En mi libro de periodismo de investigación La Habana como gemir de violines, hablé mucho sobre La Habana colonial, la ciudad mágica cuya imagen, evocada cada noche por mi abuelo para mí desde el balcón de nuestra casita en Luyanó, llenaba mi infancia de día y de noche, de modo tal que apenas me dejaba ver la ciudad real que me rodeaba, porque para mí solo existían a mi alrededor damas criollas en sus quitrines, caballeros erguidos sobre corceles airosos, esclavos, piratas, soldados españoles, negras boyeras y Cecilia Valdés con sus chancleticas, como la pintó Villaverde y luego la imaginaron Los Zafiros en cada mulata joven de la ciudad vieja. Pero no lo dije todo, y con el tiempo comprendí por qué no pude: porque La Habana cultural y espiritual no tiene principio ni fin, y se extiende mucho más allá de cualquier horizonte.

La Habana colonial no fue solo una ciudad construida por manos esclavizadas y voluntades imperiales; fue también un escenario ritual donde cada piedra contaba una historia de conquista, resistencia y memoria. Fundada en 1519, su ubicación estratégica la convirtió en puerto clave del comercio transatlántico, y en vitrina del poder español en el Caribe

Las primeras construcciones fueron de madera y palma, pero tras varios incendios, se impuso la piedra coralina como material dominante. Así nacieron las fortalezas: el Castillo de la Real Fuerza, el Morro, la Cabaña. No eran solo defensas militares, sino símbolos de vigilancia y control. La ciudad se amuralló, literal y simbólicamente.

La Plaza de Armas se convirtió en el corazón político y ceremonial. Allí se alzaron el Palacio de los Capitanes Generales y la Catedral de La Habana, joyas del barroco cubano. La arquitectura colonial mezclaba influencias andaluzas, mudéjares y criollas, creando un lenguaje visual único que aún resiste el paso del tiempo

Pero bajo esa belleza persistente, se escondía una estructura social profundamente desigual. La esclavitud africana sostenía la economía azucarera, y los barrios se dividían por raza y clase. El Vedado aún no existía; el poder vivía en La Habana Vieja, y los márgenes eran invisibles.
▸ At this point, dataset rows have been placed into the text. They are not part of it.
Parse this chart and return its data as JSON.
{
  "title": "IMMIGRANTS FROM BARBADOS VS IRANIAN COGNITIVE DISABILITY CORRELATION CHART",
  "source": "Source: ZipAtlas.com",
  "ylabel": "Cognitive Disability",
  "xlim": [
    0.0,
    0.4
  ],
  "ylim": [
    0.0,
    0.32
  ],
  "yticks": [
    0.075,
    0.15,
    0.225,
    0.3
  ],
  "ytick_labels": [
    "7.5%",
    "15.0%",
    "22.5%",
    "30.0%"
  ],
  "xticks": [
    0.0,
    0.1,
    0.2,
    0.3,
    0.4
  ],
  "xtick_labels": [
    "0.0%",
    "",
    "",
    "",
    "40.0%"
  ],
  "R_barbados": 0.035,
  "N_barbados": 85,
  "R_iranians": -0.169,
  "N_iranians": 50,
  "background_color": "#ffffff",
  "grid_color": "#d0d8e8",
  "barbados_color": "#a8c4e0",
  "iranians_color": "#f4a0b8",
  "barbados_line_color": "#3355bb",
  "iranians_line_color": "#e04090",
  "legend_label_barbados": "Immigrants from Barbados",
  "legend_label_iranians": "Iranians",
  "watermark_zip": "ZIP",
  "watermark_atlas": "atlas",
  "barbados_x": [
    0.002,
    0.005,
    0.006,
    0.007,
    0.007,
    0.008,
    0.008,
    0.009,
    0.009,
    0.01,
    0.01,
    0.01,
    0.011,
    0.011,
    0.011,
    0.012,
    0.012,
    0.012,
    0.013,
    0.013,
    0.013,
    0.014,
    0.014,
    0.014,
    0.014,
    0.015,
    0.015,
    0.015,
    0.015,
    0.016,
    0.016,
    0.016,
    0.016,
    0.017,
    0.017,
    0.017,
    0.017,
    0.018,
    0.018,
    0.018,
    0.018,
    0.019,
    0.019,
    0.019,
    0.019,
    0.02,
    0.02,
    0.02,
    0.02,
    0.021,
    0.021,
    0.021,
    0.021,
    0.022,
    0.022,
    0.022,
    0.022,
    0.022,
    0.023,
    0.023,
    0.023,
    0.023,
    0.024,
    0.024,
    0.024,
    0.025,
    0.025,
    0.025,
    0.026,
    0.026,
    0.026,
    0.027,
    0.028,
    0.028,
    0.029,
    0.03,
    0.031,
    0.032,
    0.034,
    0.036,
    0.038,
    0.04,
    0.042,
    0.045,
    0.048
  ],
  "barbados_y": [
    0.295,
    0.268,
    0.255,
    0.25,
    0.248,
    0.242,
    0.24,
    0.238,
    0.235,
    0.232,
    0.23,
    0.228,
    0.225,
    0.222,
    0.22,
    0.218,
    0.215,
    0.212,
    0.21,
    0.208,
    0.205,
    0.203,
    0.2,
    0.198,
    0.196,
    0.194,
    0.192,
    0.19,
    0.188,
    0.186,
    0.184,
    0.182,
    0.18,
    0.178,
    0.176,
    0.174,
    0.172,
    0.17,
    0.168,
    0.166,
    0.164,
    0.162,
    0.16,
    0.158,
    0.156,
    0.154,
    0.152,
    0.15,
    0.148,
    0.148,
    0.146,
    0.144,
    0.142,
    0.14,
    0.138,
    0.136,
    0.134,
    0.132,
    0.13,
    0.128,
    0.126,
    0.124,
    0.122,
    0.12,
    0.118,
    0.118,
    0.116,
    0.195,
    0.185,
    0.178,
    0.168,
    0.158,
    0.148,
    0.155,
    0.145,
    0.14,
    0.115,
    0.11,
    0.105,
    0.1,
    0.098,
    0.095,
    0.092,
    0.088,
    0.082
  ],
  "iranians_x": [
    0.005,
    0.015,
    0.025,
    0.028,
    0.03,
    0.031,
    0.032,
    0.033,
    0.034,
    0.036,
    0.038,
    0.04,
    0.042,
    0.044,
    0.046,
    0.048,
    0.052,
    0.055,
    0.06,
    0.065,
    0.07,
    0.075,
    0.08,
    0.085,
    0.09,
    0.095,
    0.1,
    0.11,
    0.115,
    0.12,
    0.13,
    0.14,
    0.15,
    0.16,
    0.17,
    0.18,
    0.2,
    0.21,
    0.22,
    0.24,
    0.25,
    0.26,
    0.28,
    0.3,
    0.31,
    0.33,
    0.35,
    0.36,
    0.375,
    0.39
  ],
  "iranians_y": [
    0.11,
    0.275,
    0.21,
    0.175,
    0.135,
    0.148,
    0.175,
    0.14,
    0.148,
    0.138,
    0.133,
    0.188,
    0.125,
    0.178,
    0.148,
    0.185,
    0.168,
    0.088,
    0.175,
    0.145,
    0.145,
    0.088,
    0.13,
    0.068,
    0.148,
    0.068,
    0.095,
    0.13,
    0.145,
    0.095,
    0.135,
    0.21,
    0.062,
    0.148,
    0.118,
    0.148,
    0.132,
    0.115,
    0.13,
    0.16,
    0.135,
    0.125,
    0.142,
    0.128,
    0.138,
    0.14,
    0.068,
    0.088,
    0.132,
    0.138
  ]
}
La vida cotidiana estaba marcada por el ritmo de las campanas, los pregones, los rituales religiosos y las epidemias. El agua se traía en tinajas, la luz era de vela, y la ciudad olía a sal, sudor y tabaco. Las mujeres, aunque relegadas legalmente, tejían redes de poder doméstico y espiritual.

La educación era privilegio de pocos, pero la oralidad y la música popular mantenían viva la memoria colectiva. Las décimas, los cantos yoruba, las leyendas de aparecidos circulaban por patios y callejones. La Habana colonial era también una ciudad encantada, donde lo visible y lo invisible convivían.

La llegada de ilustrados y reformistas en el siglo XVIII trajo nuevas ideas: urbanismo racional, higiene pública, secularización. Se construyeron hospitales, escuelas, acueductos. Pero el poder seguía en manos de la metrópoli, y la ciudad era más vitrina que hogar.

La arquitectura colonial, como dijo Lezama Lima, es la gran crónica de la ciudad. Cada balcón, cada reja, cada patio interior narra una historia de deseo, control y resistencia. Hoy, caminar por La Habana Vieja es recorrer un palimpsesto de siglos, donde el pasado no ha muerto, solo se ha transformado en piedra.

La Habana colonial no fue solo un espacio físico, sino un cuerpo vivo. Sus calles eran venas, sus plazas eran órganos, y su muralla era piel. Y como todo cuerpo, sufrió, resistió y dejó cicatrices. Esas cicatrices son hoy patrimonio, testimonio y advertencia.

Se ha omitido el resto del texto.